Founder, Hilda Chaski Adams explains, "We started the project in June in terms of planning and soliciting volunteers to sew, but we actually started sewing in September. We've had 68 individuals come to help make the bags."

5 months after starting the project, volunteers meet at the Georgetown Public Library to deliver the first bags. Lynn Barberi has made 15 so far. "The first bag I made took about 3 hours to make, but then I was able to sew a complete bag in about an hour and 15 minutes. We sew on the side seams. We sew on the strap. We put on these D-rings. We sew the sides together, then the bottom, and put in a drawstring," says Barberi.

The Delaware Division of Family Services will take these bags from the library to deliver to children in foster care throughout Kent and Sussex Counties so they can use them to carry their belongings to camps, sports practices, or wherever they may travel. Rhonda Cipolla is the President of the Sussex County Foster Care Association and she's also a foster parent herself. "If they go back home, into another foster family, or if they get moved, they'll always have something to store their stuff in. It's their own piece of luggage," she says.
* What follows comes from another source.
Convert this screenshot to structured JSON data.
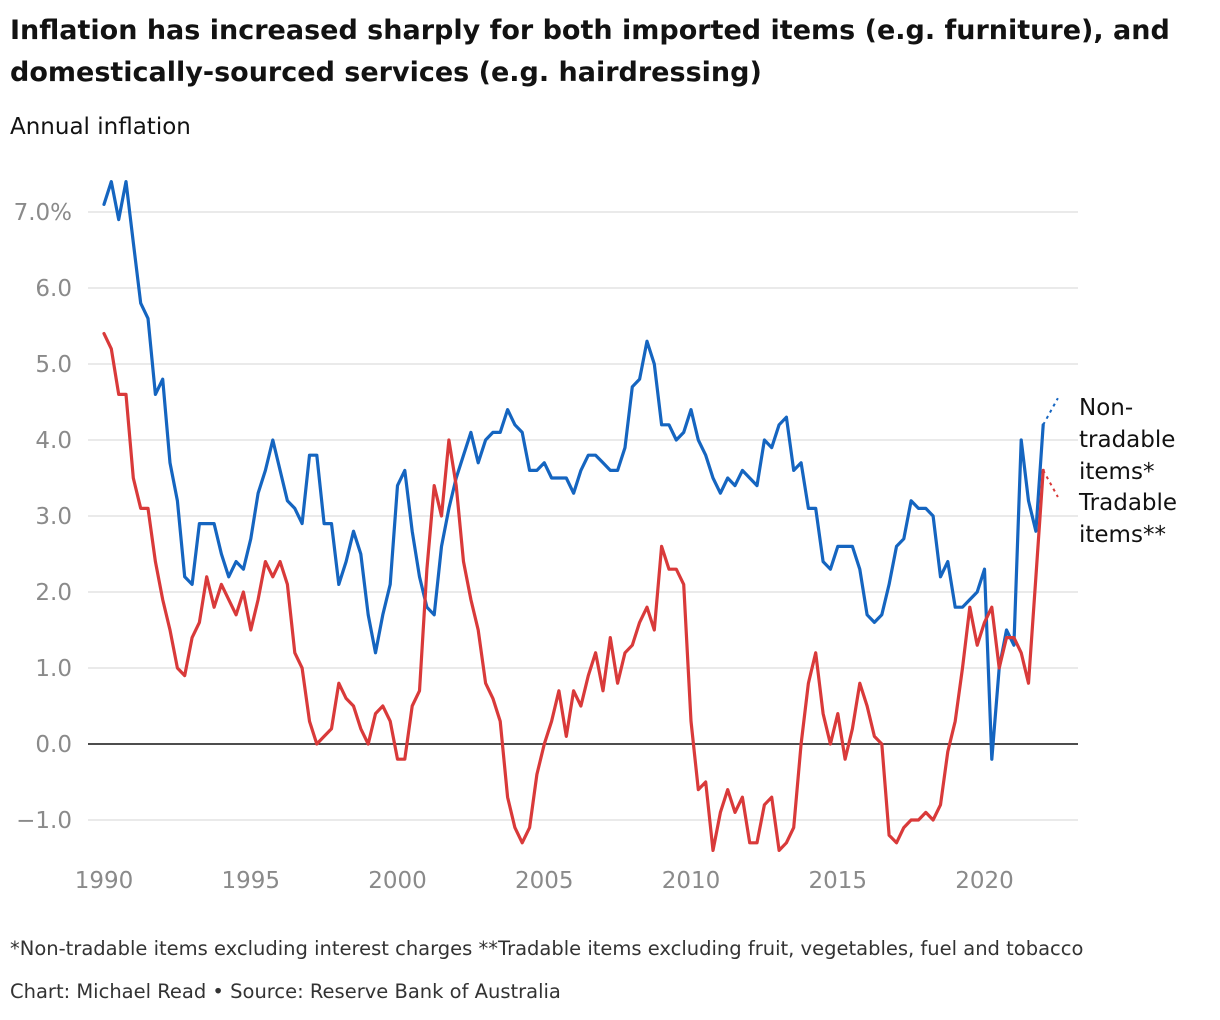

Many local businesses and individuals donate materials to the duffle bag project. The Perdue foundation is also joining the cause with a grant to ensure that the project has enough supplies to continue. Executive Director Kim Nechay explains, "The stigma with foster children is that they often just carry their lives around in black trash bags. So these beautiful fabric bags that they can have to call their own is just really special and we were so honored to be able to invest in that and make that happen."

The goal is to make 20 duffle bags each month to have enough by the end of the year for all 240 children that enter foster care each year in Kent and Sussex Counties.